12. The medical device according to any one of claims 7 to 11, characterized in that, The anchoring unit is equipped with micro-barbs.
13. A medical device, characterized in that, The medical device includes a fixing part with a mesh support structure, and the fixing part is provided with at least one anchoring member. The anchoring member is used to abut against the inner surface of the target cavity after the fixing part is implanted into the target cavity, so as to anchor the fixing part and the target cavity to each other. The anchoring component includes at least one anchoring unit, and the anchoring component further includes a connecting unit that connects the anchoring unit to the fixing part; The mesh support structure includes support wires, which further include a third support wire, a fourth support wire, a fifth support wire, and a sixth support wire. The connecting unit includes a third connecting unit, a fourth connecting unit, a fifth connecting unit, and a sixth connecting unit. The anchoring unit can be connected to the third support wire via the third connecting unit, the fourth support wire via the fourth connecting unit, the fifth support wire via the fifth connecting unit, and the sixth support wire via the sixth connecting unit.
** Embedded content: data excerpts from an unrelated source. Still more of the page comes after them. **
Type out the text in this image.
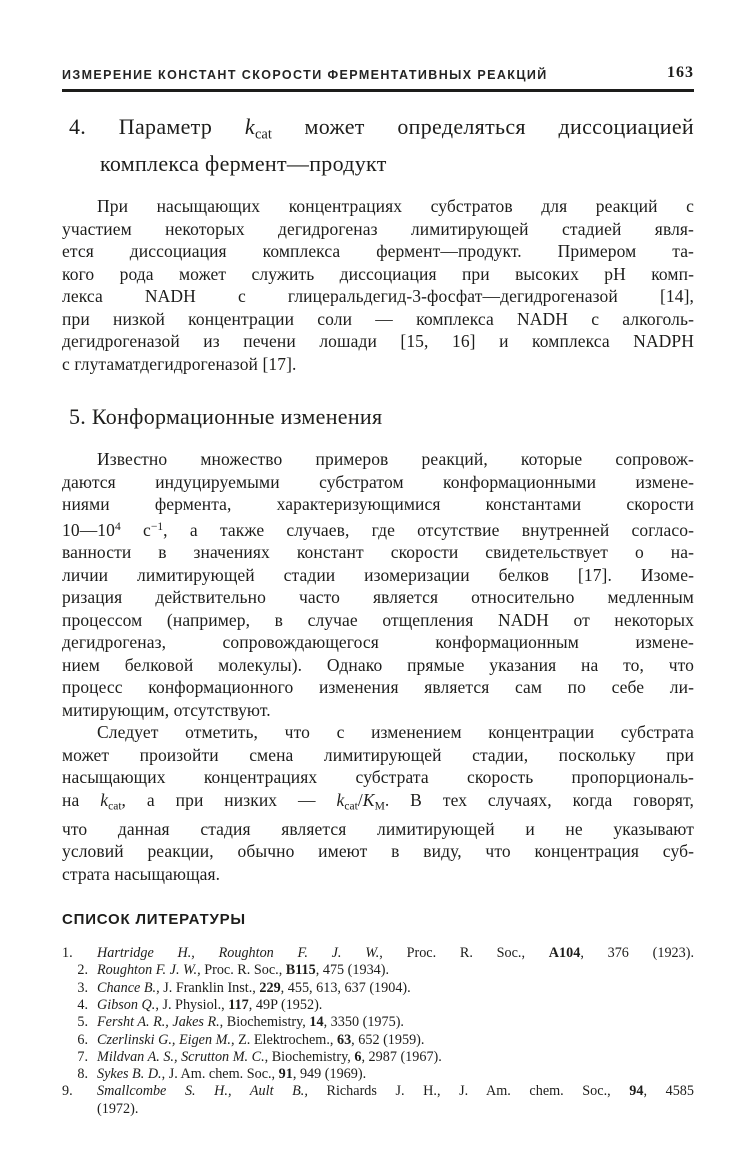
ИЗМЕРЕНИЕ КОНСТАНТ СКОРОСТИ ФЕРМЕНТАТИВНЫХ РЕАКЦИЙ	163
4. Параметр kcat может определяться диссоциацией
комплекса фермент—продукт
При насыщающих концентрациях субстратов для реакций с
участием некоторых дегидрогеназ лимитирующей стадией явля-
ется диссоциация комплекса фермент—продукт. Примером та-
кого рода может служить диссоциация при высоких pH комп-
лекса NADH с глицеральдегид-3-фосфат—дегидрогеназой [14],
при низкой концентрации соли — комплекса NADH с алкоголь-
дегидрогеназой из печени лошади [15, 16] и комплекса NADPH
с глутаматдегидрогеназой [17].
5. Конформационные изменения
Известно множество примеров реакций, которые сопровож-
даются индуцируемыми субстратом конформационными измене-
ниями фермента, характеризующимися константами скорости
$10—10^4$ $с^{-1}$, а также случаев, где отсутствие внутренней согласо-
ванности в значениях констант скорости свидетельствует о на-
личии лимитирующей стадии изомеризации белков [17]. Изоме-
ризация действительно часто является относительно медленным
процессом (например, в случае отщепления NADH от некоторых
дегидрогеназ, сопровождающегося конформационным измене-
нием белковой молекулы). Однако прямые указания на то, что
процесс конформационного изменения является сам по себе ли-
митирующим, отсутствуют.
Следует отметить, что с изменением концентрации субстрата
может произойти смена лимитирующей стадии, поскольку при
насыщающих концентрациях субстрата скорость пропорциональ-
на kcat, а при низких — kcat/KМ. В тех случаях, когда говорят,
что данная стадия является лимитирующей и не указывают
условий реакции, обычно имеют в виду, что концентрация суб-
страта насыщающая.
СПИСОК ЛИТЕРАТУРЫ
1. Hartridge H., Roughton F. J. W., Proc. R. Soc., A104, 376 (1923).
2. Roughton F. J. W., Proc. R. Soc., B115, 475 (1934).
3. Chance B., J. Franklin Inst., 229, 455, 613, 637 (1904).
4. Gibson Q., J. Physiol., 117, 49P (1952).
5. Fersht A. R., Jakes R., Biochemistry, 14, 3350 (1975).
6. Czerlinski G., Eigen M., Z. Elektrochem., 63, 652 (1959).
7. Mildvan A. S., Scrutton M. C., Biochemistry, 6, 2987 (1967).
8. Sykes B. D., J. Am. chem. Soc., 91, 949 (1969).
9. Smallcombe S. H., Ault B., Richards J. H., J. Am. chem. Soc., 94, 4585
(1972).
During the radial compression of the medical device, the anchoring unit is pressed into the mesh formed by the third, fourth, fifth, and sixth connecting units and falls into the inner side of the mesh support structure.
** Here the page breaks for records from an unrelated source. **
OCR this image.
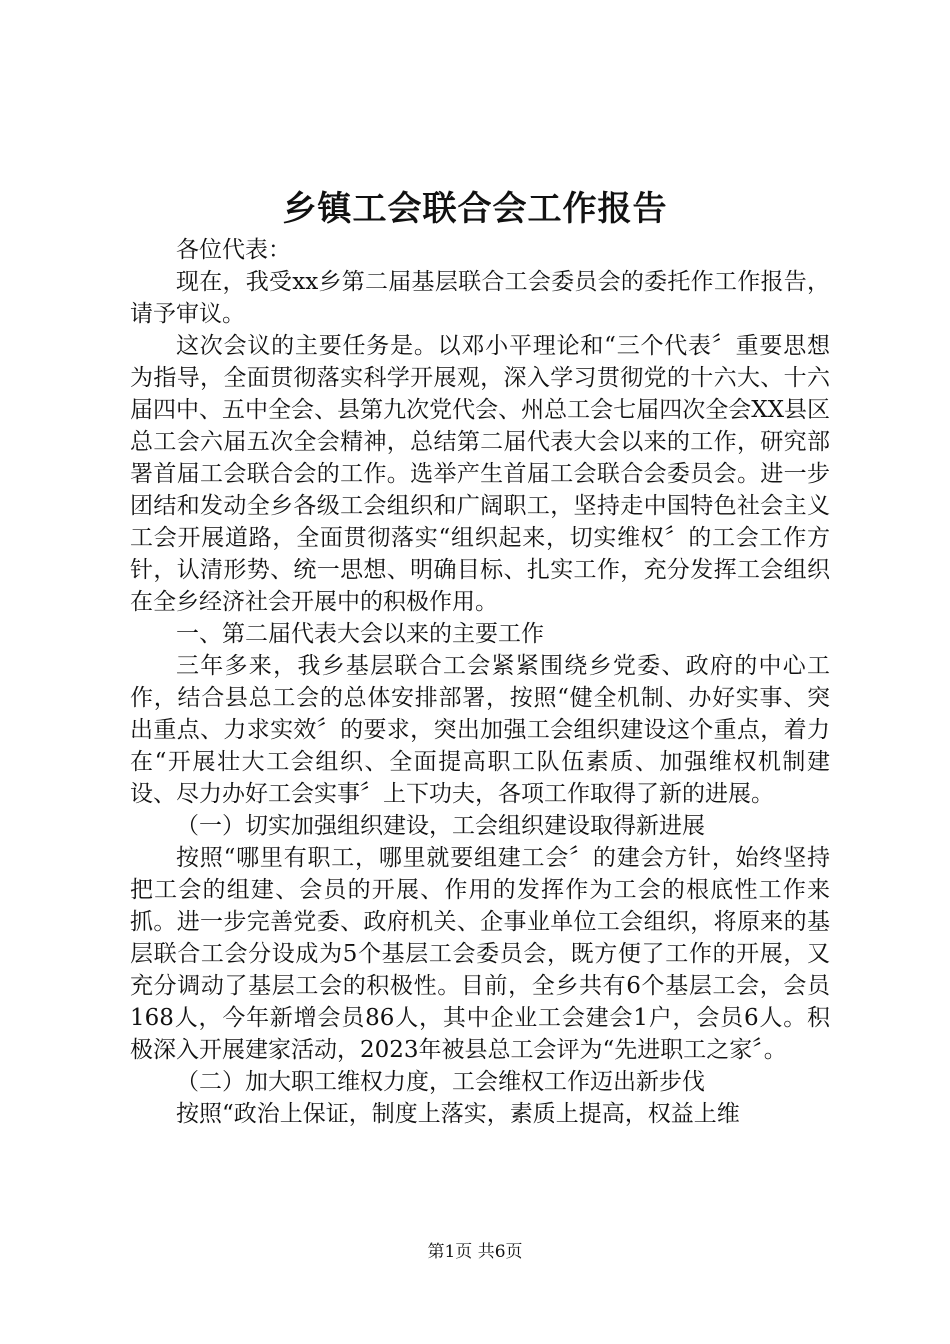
乡镇工会联合会工作报告

各位代表：

现在，我受xx乡第二届基层联合工会委员会的委托作工作报告，请予审议。

这次会议的主要任务是。以邓小平理论和“三个代表〞重要思想为指导，全面贯彻落实科学开展观，深入学习贯彻党的十六大、十六届四中、五中全会、县第九次党代会、州总工会七届四次全会XX县区总工会六届五次全会精神，总结第二届代表大会以来的工作，研究部署首届工会联合会的工作。选举产生首届工会联合会委员会。进一步团结和发动全乡各级工会组织和广阔职工，坚持走中国特色社会主义工会开展道路，全面贯彻落实“组织起来，切实维权〞的工会工作方针，认清形势、统一思想、明确目标、扎实工作，充分发挥工会组织在全乡经济社会开展中的积极作用。

一、第二届代表大会以来的主要工作

三年多来，我乡基层联合工会紧紧围绕乡党委、政府的中心工作，结合县总工会的总体安排部署，按照“健全机制、办好实事、突出重点、力求实效〞的要求，突出加强工会组织建设这个重点，着力在“开展壮大工会组织、全面提高职工队伍素质、加强维权机制建设、尽力办好工会实事〞上下功夫，各项工作取得了新的进展。

（一）切实加强组织建设，工会组织建设取得新进展

按照“哪里有职工，哪里就要组建工会〞的建会方针，始终坚持把工会的组建、会员的开展、作用的发挥作为工会的根底性工作来抓。进一步完善党委、政府机关、企事业单位工会组织，将原来的基层联合工会分设成为5个基层工会委员会，既方便了工作的开展，又充分调动了基层工会的积极性。目前，全乡共有6个基层工会，会员168人，今年新增会员86人，其中企业工会建会1户，会员6人。积极深入开展建家活动，2023年被县总工会评为“先进职工之家〞。

（二）加大职工维权力度，工会维权工作迈出新步伐

按照“政治上保证，制度上落实，素质上提高，权益上维

第1页 共6页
14. The medical device according to claim 13, characterized in that, The connecting unit includes a telescopic rod, one end of which is connected to the anchoring unit, and the other end is fixedly connected to the fixing part.
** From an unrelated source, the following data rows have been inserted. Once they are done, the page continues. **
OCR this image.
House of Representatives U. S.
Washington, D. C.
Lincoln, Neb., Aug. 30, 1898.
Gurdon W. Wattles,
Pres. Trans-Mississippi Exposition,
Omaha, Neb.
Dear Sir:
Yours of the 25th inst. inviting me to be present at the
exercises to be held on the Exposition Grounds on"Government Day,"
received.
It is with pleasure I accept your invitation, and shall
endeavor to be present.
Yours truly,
15. The medical device according to claim 13, characterized in that, The mesh support structure includes support wires, and the connecting unit is connected to the support wires by entanglement. The connecting unit is fixedly connected to the support wires, or the connecting unit can slide relative to the support wires along the length direction of the support wires.
16. The medical device according to claim 15, characterized in that, When the connecting unit can slide relative to the support wire along the length direction of the support wire, a limiting unit is also provided on the support wire to which the connecting unit is connected, so as to limit the sliding range of the connecting unit on the support wire.
17. The medical device according to claim 13, characterized in that, The fixing part is provided with a plurality of anchoring units. When the fixing part is in the unfolded state, the plurality of anchoring units are located on a plurality of cross sections of the fixing part; and / or, when the fixing part is in the radially compressed state, the plurality of anchoring units are located on a plurality of cross sections of the fixing part.
18. The medical device according to any one of claims 13 to 17, characterized in that, The anchoring unit is equipped with micro-barbs.